Partying and junk food? Not that great
When people think about college, they think about unsafe levels of drinking and experimentation in the evening and a diet of cheap noodles during the day. Should you avoid partying or saving money? No: do what you feel like doing. College is as good a time as any to push the boat out a bit. But very few people regret staying in to study or do some extra work, even at the expense of partying! Besides, cheap junk food and frequent partying will affect your mood, energy levels, and concentration in the long term, making the whole thing more of a slog than it should be.
There’s more opportunity to get prepared than you think
For many, a bachelor’s degree at college is the next logical step once high school has been completed. But people often underestimate how tough a bachelor’s degree is – that’s why so many people switch subjects or even drop out within the first few months! You don’t have to jump straight into a bachelor’s degree, though. You can take an associate degree beforehand. When you consider how many years it takes to complete an associate degree (not many!), it becomes clear that it’s an ideal way to prepare for a given course.
It won’t be as straightforward as you think
An alarming amount of students actually change their major completely. They may have loved literature since they were a child and have a real knack for it on an academic level, but they may just switch to philosophy or psychology or, heck, even physics not too long after the intro modules. Don’t be afraid or assume you’ve messed up if you want to change things around. Even transferring colleges is more common than you might think.

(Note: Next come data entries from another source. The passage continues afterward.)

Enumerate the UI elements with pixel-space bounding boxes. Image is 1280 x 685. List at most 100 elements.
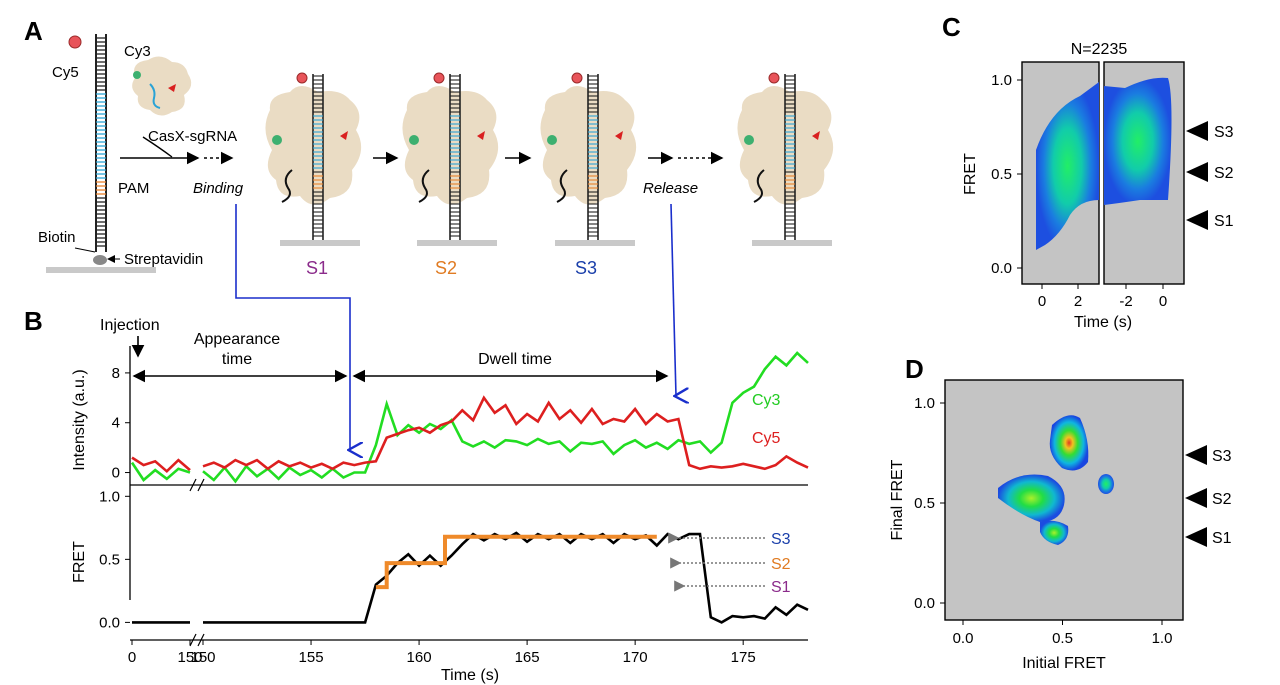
c-left-density — [1036, 82, 1099, 250]
cy3-dye-icon — [744, 135, 754, 145]
x-tick-label: 150 — [190, 649, 215, 666]
x-tick-label: 0.5 — [1052, 630, 1073, 647]
y-tick-label: 0.0 — [99, 614, 120, 631]
label-casx-sgrna: CasX-sgRNA — [148, 128, 237, 145]
biotin-pointer — [74, 247, 96, 253]
b-bottom-y-axis-label: FRET — [71, 541, 88, 583]
cleavage-marker-icon — [477, 131, 485, 140]
cleavage-marker-icon — [812, 131, 820, 140]
c-right-density — [1104, 77, 1172, 205]
label-s3: S3 — [575, 258, 597, 278]
dna-duplex-initial — [95, 34, 107, 252]
state-marker-label: S3 — [1212, 448, 1232, 465]
label-binding: Binding — [193, 180, 244, 197]
c-state-markers: S3 S2 S1 — [1186, 121, 1234, 230]
x-tick-label: 1.0 — [1152, 630, 1173, 647]
x-tick-label: 0 — [1038, 293, 1046, 310]
c-y-axis-label: FRET — [962, 153, 979, 195]
panel-letter-b: B — [24, 306, 43, 336]
cy5-dye-icon — [296, 72, 308, 84]
y-tick-label: 0.5 — [914, 495, 935, 512]
y-tick-label: 0.0 — [914, 595, 935, 612]
streptavidin-icon — [93, 255, 107, 265]
intensity-plot: 0 4 8 Intensity (a.u.) — [71, 346, 809, 600]
y-tick-label: 0.0 — [991, 260, 1012, 277]
label-appearance-time-2: time — [222, 351, 252, 368]
x-tick-label: 175 — [731, 649, 756, 666]
axis-break-mark — [197, 478, 205, 492]
x-tick-label: 155 — [299, 649, 324, 666]
label-biotin: Biotin — [38, 229, 76, 246]
d-cluster-s1 — [1040, 520, 1069, 545]
axis-break-mark — [189, 478, 197, 492]
d-cluster-small — [1098, 474, 1114, 494]
y-tick-label: 4 — [112, 415, 120, 432]
label-injection: Injection — [100, 317, 160, 334]
state-marker-label: S2 — [1212, 491, 1232, 508]
b-label-s1: S1 — [771, 579, 791, 596]
cleavage-marker-icon — [615, 131, 623, 140]
state-marker-triangle — [1186, 210, 1208, 230]
state-marker-label: S2 — [1214, 165, 1234, 182]
label-release: Release — [643, 180, 698, 197]
cy5-dye-icon — [433, 72, 445, 84]
rna-loop — [556, 169, 568, 203]
cy5-dye-icon — [768, 72, 780, 84]
state-marker-triangle — [1185, 488, 1207, 508]
panel-letter-c: C — [942, 12, 961, 42]
cy5-dye-icon — [571, 72, 583, 84]
rna-loop — [753, 169, 765, 203]
state-complexes — [265, 72, 834, 246]
cy3-dye-icon — [409, 135, 419, 145]
state-marker-label: S3 — [1214, 124, 1234, 141]
x-tick-label: 2 — [1074, 293, 1082, 310]
panel-letter-a: A — [24, 16, 43, 46]
state-marker-triangle — [1186, 121, 1208, 141]
b-top-y-axis-label: Intensity (a.u.) — [71, 369, 88, 470]
x-tick-label: 150 — [177, 649, 202, 666]
label-pam: PAM — [118, 180, 149, 197]
rna-loop — [281, 169, 293, 203]
panel-d: D 0.0 0.5 1.0 0.0 0.5 1.0 Final FRET Initial … — [889, 354, 1232, 672]
complex-final — [737, 72, 834, 246]
legend-cy3: Cy3 — [752, 392, 781, 409]
axis-break-mark — [197, 633, 205, 647]
panel-a: A Cy5 Cy3 CasX-sgRNA PAM Binding Biotin … — [24, 16, 834, 450]
x-tick-label: -2 — [1119, 293, 1132, 310]
surface-strip — [46, 267, 156, 273]
y-tick-label: 1.0 — [99, 488, 120, 505]
state-marker-label: S1 — [1212, 530, 1232, 547]
surface-strip — [555, 240, 635, 246]
d-axes: 0.0 0.5 1.0 0.0 0.5 1.0 — [914, 395, 1172, 647]
series-cy3-line — [202, 351, 809, 484]
panel-letter-d: D — [905, 354, 924, 384]
complex-s3 — [540, 72, 637, 246]
axis-break-mark — [189, 633, 197, 647]
d-cluster-s2 — [998, 474, 1065, 522]
label-cy5: Cy5 — [52, 64, 79, 81]
d-x-axis-label: Initial FRET — [1022, 655, 1106, 672]
complex-s1 — [265, 72, 362, 246]
rna-loop — [418, 169, 430, 203]
series-cy3-line — [130, 461, 191, 482]
b-label-s2: S2 — [771, 556, 791, 573]
d-cluster-s3 — [1049, 415, 1089, 471]
y-tick-label: 8 — [112, 365, 120, 382]
d-y-axis-label: Final FRET — [889, 459, 906, 540]
series-cy5-line — [131, 456, 191, 474]
label-appearance-time-1: Appearance — [194, 331, 280, 348]
surface-strip — [280, 240, 360, 246]
label-s1: S1 — [306, 258, 328, 278]
x-tick-label: 0 — [1159, 293, 1167, 310]
b-x-axis-label: Time (s) — [441, 667, 499, 684]
x-tick-label: 160 — [407, 649, 432, 666]
label-streptavidin: Streptavidin — [124, 251, 203, 268]
y-tick-label: 1.0 — [914, 395, 935, 412]
y-tick-label: 0.5 — [99, 551, 120, 568]
c-x-axis-label: Time (s) — [1074, 314, 1132, 331]
c-axes: 0.0 0.5 1.0 0 2 -2 0 — [991, 72, 1167, 310]
casx-protein-icon — [132, 56, 192, 116]
y-tick-label: 0 — [112, 465, 120, 482]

Don’t Sweat the Grades so Hard
If you’re looking to become a doctor or a lawyer, then yes, your higher education needs to take years of brain-busting struggle and usually needs to end with as perfect a grade as you can get. Otherwise, you’re better off taking it a little easier than you imagine. The fact is that the vast majority of employers out there really aren’t all that fussed about you having a degree or not, let alone what degree, and let alone your grade. So don’t be the type who brings themselves dangerously close to a nervous breakdown because they’re projected to get a B+ instead of an A-.
Perfection isn’t expected
College professors have dealt with hundreds, possibly thousands of students before you. They’re there to help you with whatever problem you come across. They don’t expect you to enter their classroom some kind of wunderkind. You’ll make mistakes. Persevere and don’t sweat it so much.